Supply in Europe is balanced to tight as a result of production cutbacks and maintenance shutdowns during the fourth quarter of 2012. Sales to the downstream industries are poor and many integrated and non-integrated producers have cut operating rates. Most producers in Europe see no light at the end of the tunnel in 2013, but say there could be some recovery in 2014. As that is so far ahead, however, there is a lot of uncertainty about how the market will perform.
In Asia, BPA prices increased during January, driven by production cuts and tight supply. Most BPA producers in Asia have decided to shut down plants in order to rein in supply in light of bleak demand from most derivative markets. Exports and imports between these two major trading regions have become scarce as neither European nor Asian players are willing to take the risks involved with long lead times.
As most BPA producers in Europe are also epoxy resins and PC producers, the majority of BPA in Europe is used by the producers themselves in their derivative plants. Epoxy resins and PC producers that are not feedstock-integrated buy BPA using long established formula contracts that derive the price of BPA from feedstock benzene, propylene, phenol or acetone.
These formula contracts are settled on a monthly basis following feedstock settlements. There are also spot and freely negotiated deals if surplus BPA is on offer as a result of weak demand from the downstream PC and epoxy resins markets. However, this is usually short-lived as in such circumstances BPA producers cut operating rates and spot supply becomes scarce.
As a result, during the six months up to February 2013, the price of freely negotiated and spot BPA prices hardly moved as there was next to no demand beyond contracted volumes. Buyers were reluctant to commit to large quantities of BPA amid poor epoxy resins and PC demand driven by weak macroeconomic conditions. Freely negotiated contract prices for January were at €1,570-1,600/tonne free delivered northwest Europe (FD NWE) on 1 February; spot prices were at €1,550-1,600/tonne FD NWE.

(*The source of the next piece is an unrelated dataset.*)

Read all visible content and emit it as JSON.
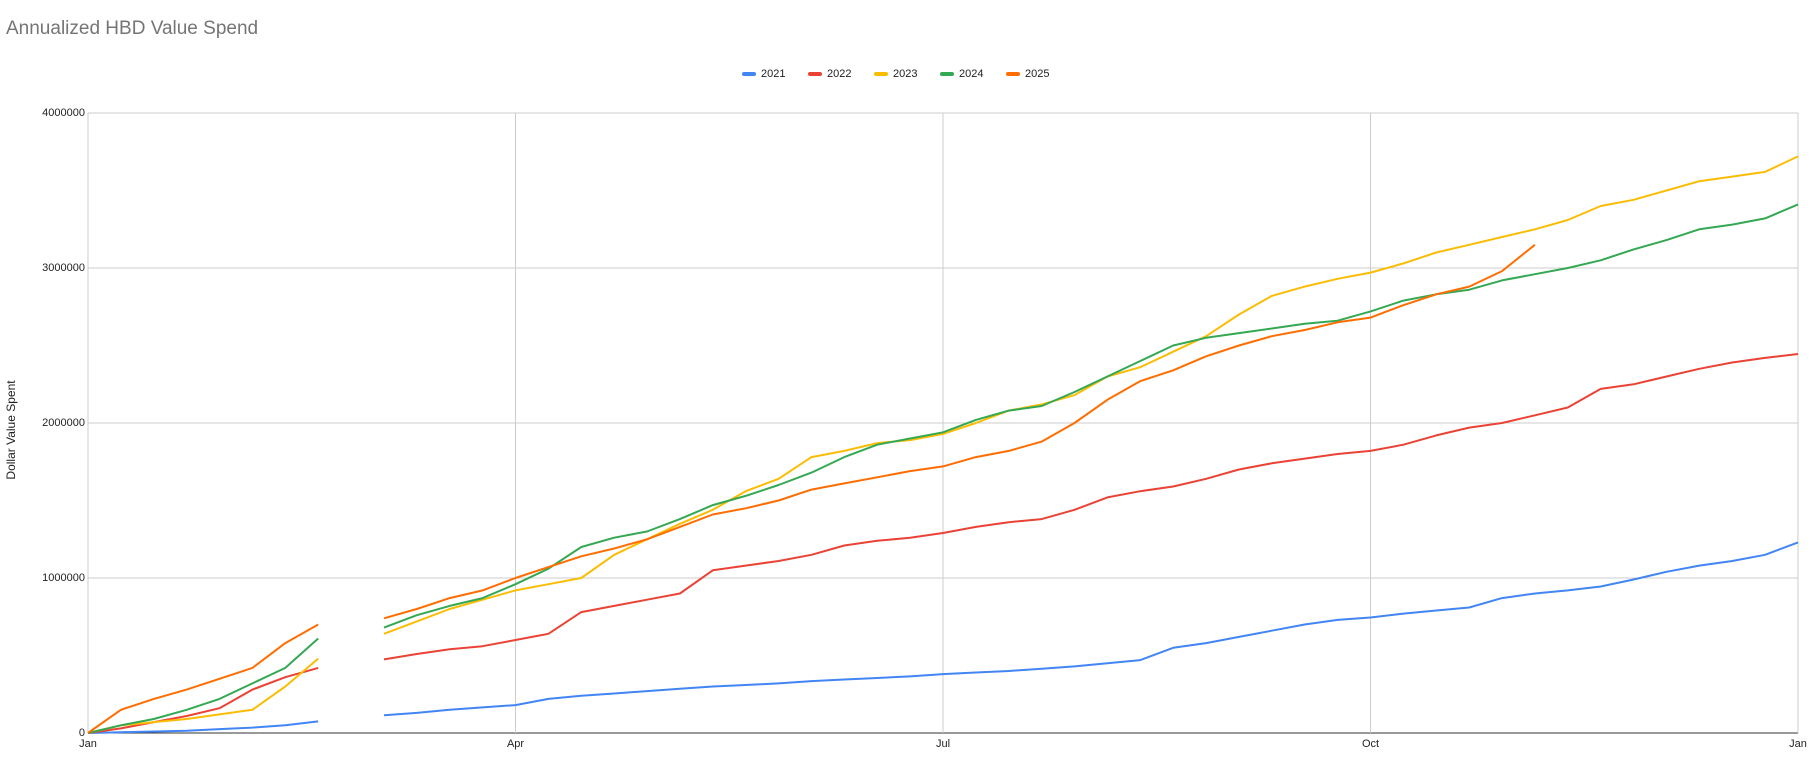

BPA is produced by the condensation of phenol and acetone in the presence of an acid catalyst (hydrogen chloride) and usually a promoter such as methyl mercaptan. Cationic ion exchange resins can replace the acid catalyst in newer plants. After the reaction and recovery of acid and phenol, the BPA is washed with water, neutralised with milk of lime and distilled under vacuum. Newer processes employ distillation and extractive crystallisation under pressure to purify the BPA. Two grades are produced: one for epoxy resin production and a higher purity grade for PC manufacture.

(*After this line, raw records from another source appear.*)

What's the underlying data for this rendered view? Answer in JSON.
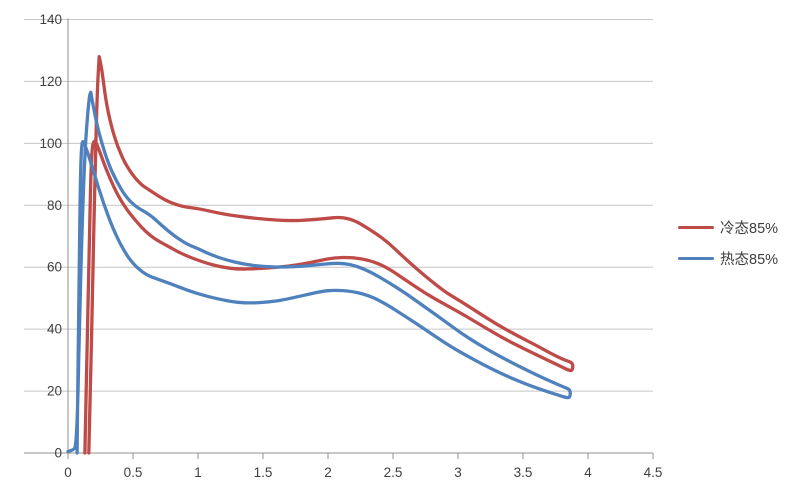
{
  "chart_data": {
    "type": "line",
    "title": "",
    "grid": "horizontal-major",
    "legend_position": "right",
    "xlim": [
      0,
      4.5
    ],
    "ylim": [
      0,
      140
    ],
    "x_tick_labels": [
      "0",
      "0.5",
      "1",
      "1.5",
      "2",
      "2.5",
      "3",
      "3.5",
      "4",
      "4.5"
    ],
    "y_tick_labels": [
      "0",
      "20",
      "40",
      "60",
      "80",
      "100",
      "120",
      "140"
    ],
    "series": [
      {
        "name": "冷态85%",
        "color": "#BE4B48",
        "shape": "closed hysteresis loop: steep rise, peak 128, plateau ~75, bump 76 at x=2.1, falls to 29 at x=3.88, returns along lower branch (min ~59 at x=1.35, bump 63 at x=2.1) back to ~101 at x=0.2 then drops to 0",
        "points": [
          [
            0.16,
            0
          ],
          [
            0.17,
            15
          ],
          [
            0.19,
            55
          ],
          [
            0.21,
            95
          ],
          [
            0.225,
            117
          ],
          [
            0.24,
            128
          ],
          [
            0.24,
            128
          ],
          [
            0.26,
            124
          ],
          [
            0.29,
            114
          ],
          [
            0.33,
            106
          ],
          [
            0.38,
            99
          ],
          [
            0.45,
            92.5
          ],
          [
            0.55,
            87
          ],
          [
            0.63,
            84.8
          ],
          [
            0.75,
            81.5
          ],
          [
            0.88,
            79.5
          ],
          [
            1.0,
            79
          ],
          [
            1.15,
            77.5
          ],
          [
            1.3,
            76.5
          ],
          [
            1.5,
            75.5
          ],
          [
            1.7,
            75
          ],
          [
            1.85,
            75.2
          ],
          [
            2.0,
            75.8
          ],
          [
            2.1,
            76.2
          ],
          [
            2.2,
            75.2
          ],
          [
            2.3,
            72.8
          ],
          [
            2.45,
            68.5
          ],
          [
            2.6,
            62.5
          ],
          [
            2.75,
            57
          ],
          [
            2.9,
            52
          ],
          [
            3.02,
            49
          ],
          [
            3.15,
            45.5
          ],
          [
            3.3,
            41.5
          ],
          [
            3.45,
            38
          ],
          [
            3.6,
            34.8
          ],
          [
            3.72,
            32
          ],
          [
            3.82,
            30
          ],
          [
            3.88,
            29.2
          ],
          [
            3.885,
            27.5
          ],
          [
            3.87,
            26.3
          ],
          [
            3.78,
            28.2
          ],
          [
            3.65,
            30.8
          ],
          [
            3.5,
            33.8
          ],
          [
            3.35,
            37
          ],
          [
            3.2,
            40.7
          ],
          [
            3.05,
            44.5
          ],
          [
            2.9,
            48
          ],
          [
            2.75,
            51.5
          ],
          [
            2.6,
            55.8
          ],
          [
            2.45,
            60
          ],
          [
            2.32,
            62.3
          ],
          [
            2.18,
            63.2
          ],
          [
            2.05,
            63.1
          ],
          [
            1.92,
            62
          ],
          [
            1.78,
            60.8
          ],
          [
            1.62,
            60
          ],
          [
            1.48,
            59.6
          ],
          [
            1.32,
            59.3
          ],
          [
            1.18,
            60
          ],
          [
            1.05,
            61.5
          ],
          [
            0.9,
            63.8
          ],
          [
            0.78,
            66.5
          ],
          [
            0.63,
            70
          ],
          [
            0.5,
            76
          ],
          [
            0.42,
            80.5
          ],
          [
            0.35,
            86
          ],
          [
            0.28,
            93
          ],
          [
            0.23,
            99
          ],
          [
            0.2,
            101.5
          ],
          [
            0.18,
            97
          ],
          [
            0.165,
            70
          ],
          [
            0.15,
            40
          ],
          [
            0.135,
            10
          ],
          [
            0.13,
            0
          ]
        ]
      },
      {
        "name": "热态85%",
        "color": "#4F81BD",
        "shape": "closed hysteresis loop: steep rise, peak 116.5, plateau ~60, bump 61 at x=2.1, falls to 20.5 at x=3.86, returns along lower branch (min ~48.4 at x=1.4, bump 52.6 at x=2.05) back to ~101 at x=0.1 then drops to 0",
        "points": [
          [
            0.0,
            0.5
          ],
          [
            0.04,
            1
          ],
          [
            0.06,
            2
          ],
          [
            0.075,
            15
          ],
          [
            0.09,
            45
          ],
          [
            0.11,
            75
          ],
          [
            0.13,
            97
          ],
          [
            0.15,
            109
          ],
          [
            0.165,
            115.5
          ],
          [
            0.175,
            116.5
          ],
          [
            0.175,
            116.5
          ],
          [
            0.19,
            113
          ],
          [
            0.22,
            106.5
          ],
          [
            0.26,
            100
          ],
          [
            0.31,
            93.5
          ],
          [
            0.37,
            88
          ],
          [
            0.44,
            83
          ],
          [
            0.52,
            79.5
          ],
          [
            0.63,
            77
          ],
          [
            0.72,
            73.5
          ],
          [
            0.82,
            70
          ],
          [
            0.92,
            67.3
          ],
          [
            1.0,
            66
          ],
          [
            1.1,
            64
          ],
          [
            1.22,
            62.3
          ],
          [
            1.35,
            61
          ],
          [
            1.5,
            60.2
          ],
          [
            1.65,
            60
          ],
          [
            1.8,
            60.3
          ],
          [
            1.92,
            60.8
          ],
          [
            2.02,
            61.2
          ],
          [
            2.12,
            61.3
          ],
          [
            2.22,
            60.4
          ],
          [
            2.32,
            58.6
          ],
          [
            2.45,
            55.5
          ],
          [
            2.6,
            51.5
          ],
          [
            2.75,
            47
          ],
          [
            2.9,
            42.5
          ],
          [
            3.02,
            38.8
          ],
          [
            3.15,
            35.3
          ],
          [
            3.3,
            31.7
          ],
          [
            3.45,
            28.4
          ],
          [
            3.6,
            25.3
          ],
          [
            3.72,
            23
          ],
          [
            3.82,
            21.2
          ],
          [
            3.86,
            20.5
          ],
          [
            3.865,
            19
          ],
          [
            3.855,
            17.6
          ],
          [
            3.78,
            18.6
          ],
          [
            3.65,
            20.3
          ],
          [
            3.5,
            22.6
          ],
          [
            3.35,
            25.3
          ],
          [
            3.2,
            28.4
          ],
          [
            3.05,
            31.8
          ],
          [
            2.9,
            35.5
          ],
          [
            2.75,
            39.8
          ],
          [
            2.6,
            44
          ],
          [
            2.45,
            48
          ],
          [
            2.32,
            50.8
          ],
          [
            2.18,
            52.3
          ],
          [
            2.05,
            52.6
          ],
          [
            1.95,
            52.2
          ],
          [
            1.82,
            51
          ],
          [
            1.68,
            49.6
          ],
          [
            1.55,
            48.8
          ],
          [
            1.42,
            48.4
          ],
          [
            1.3,
            48.6
          ],
          [
            1.18,
            49.5
          ],
          [
            1.05,
            50.8
          ],
          [
            0.92,
            52.5
          ],
          [
            0.8,
            54.5
          ],
          [
            0.7,
            56
          ],
          [
            0.6,
            57.5
          ],
          [
            0.5,
            61
          ],
          [
            0.42,
            66
          ],
          [
            0.34,
            73
          ],
          [
            0.27,
            81
          ],
          [
            0.21,
            89
          ],
          [
            0.16,
            96
          ],
          [
            0.125,
            100
          ],
          [
            0.105,
            101
          ],
          [
            0.095,
            88
          ],
          [
            0.085,
            55
          ],
          [
            0.075,
            20
          ],
          [
            0.07,
            0
          ]
        ]
      }
    ]
  },
  "colors": {
    "background": "#FFFFFF",
    "gridline": "#C6C6C6",
    "axis": "#919191",
    "tick_label": "#3F3F3F",
    "legend_label": "#3D3D3D"
  }
}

BPA is a crystalline, prilled or flake material with a slightly phenolic odour. It is a slight fire hazard, but the dust can form explosive mixtures with air. Dust, vapour and solutions can irritate the eyes, lungs and skin. Debate continues on BPA's potential endocrine disrupting properties, but studies on low-dose effects have been inconclusive. Most recently, France banned BPA in all food contact materials for babies from 2013 and for adults from 2015.
Forecast growth rates have been adjusted down because of the global economic downturn. Operating rates have been cut globally and there is no sign of an improvement any time soon, most market sources said. This is because - as for BPA - output in the downstream industries has been cut drastically, with many epoxy resins and PC producers also shutting down completely for several weeks of maintenance.
In Europe and the US, demand growth for BPA will be mainly driven by new applications for PC, including the replacement of automotive parts, CDs and DVDs, and in the construction industry. In Asia, new PC capacity continues to be built and Asian companies are also deciding to enter the phenol chain. Global bisphenol A nameplate capacity in 2013 is 5.8m tonnes.